The agreement, spelled out in a June 10, 2016 letter between the Federal Bureau of Investigation and Beth Wilkinson, who was the attorney to former Clinton chief of staff Cheryl Mills and ex-campaign staffer Heather Samuelson, confirmed the laptops and any materials on them would be destroyed after FBI agents reviewed them.

The letter has not been made public, and was only discovered this week when members of Congress were finally allowed to read the immunity agreement.

The agreement was made without the consent or knowledge of Congress, which had issued subpoenas in March 2015 requiring those documents to be turned over to investigators.

Destroying materials that have been subpoenaed by Congress is a federal crime.

The identity of the FBI official who approved the deal has not yet been made public.

The destruction of evidence presents Congress with a monumental choice.

Do they find the FBI in contempt of Congress and pursue criminal charges against the law enforcement agency for obstructing an official investigation?

Doing so would defend Congress’ constitutional authority.

Refusing to charge the FBI would affirm that the federal government is no longer accountable to Congress, and would render Congress incapable of investigating wrongdoing.

Congress’ power to issue subpoenas, and enforce them with criminal charges of contempt, was upheld by the Supreme Court in 1821.

In its Anderson vs. Dunn ruling, the Court affirmed that Congress must have subpoena power, and back it up with arrest and conviction, to insure investigations were “… not exposed to every indignity and interruption that rudeness, caprice, or even conspiracy, may mediate against it.”

In other words, unless Congress arrests and brings criminal charges against anyone who destroys evidence under subpoena, there is no way to hold accountable corrupt officials.

That’s vital to the survival of a constitutional republic.
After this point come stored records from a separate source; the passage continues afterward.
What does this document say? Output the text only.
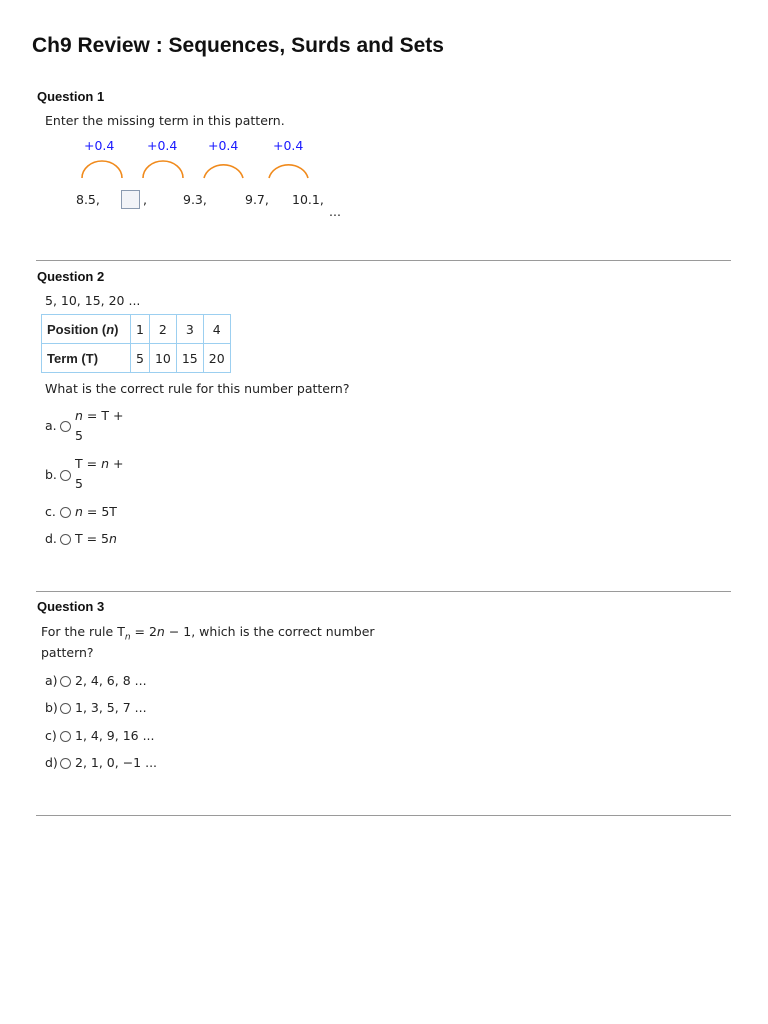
Ch9 Review : Sequences, Surds and Sets
Question 1
Enter the missing term in this pattern.
+0.4	+0.4 +0.4	+0.4
8.5,	,	9.3,	9.7, 10.1,
...
Question 2
5, 10, 15, 20 ...
Position (n)	1	2	3	4
Term (T)	5	10	15	20
What is the correct rule for this number pattern?
a.
n = T +
5
b.
T = n +
5
c. n = 5T
d. T = 5n
Question 3
For the rule $T_n = 2n - 1$, which is the correct number
pattern?
a) 2, 4, 6, 8 ...
b) 1, 3, 5, 7 ...
c) 1, 4, 9, 16 ...
d) 2, 1, 0, −1 ...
And that is why there is a precedent for arresting and convicting public officials on charges of contempt of Congress; otherwise those under subpoena could simply cut a deal with a political ally in the FBI to “review” their materials and then destroy them.

In 1983, EPA assistant administration Rita Lavelle was convicted and sentenced to six months in prison for obstructing a congressional investigation into the handling of Superfund spending.

She got off relatively easy.

A conviction on charges of contempt of Congress carries a maximum prison term of one year.

So Congress has a decision to make.

While the public does not know the identity of the FBI official who agreed to destroy evidence under subpoena, Congress does.

Will they allow him or her to obstruct an official investigation?

Or will they affirm that the FBI is not an authority unto itself, and must be bound by the law and the constitution?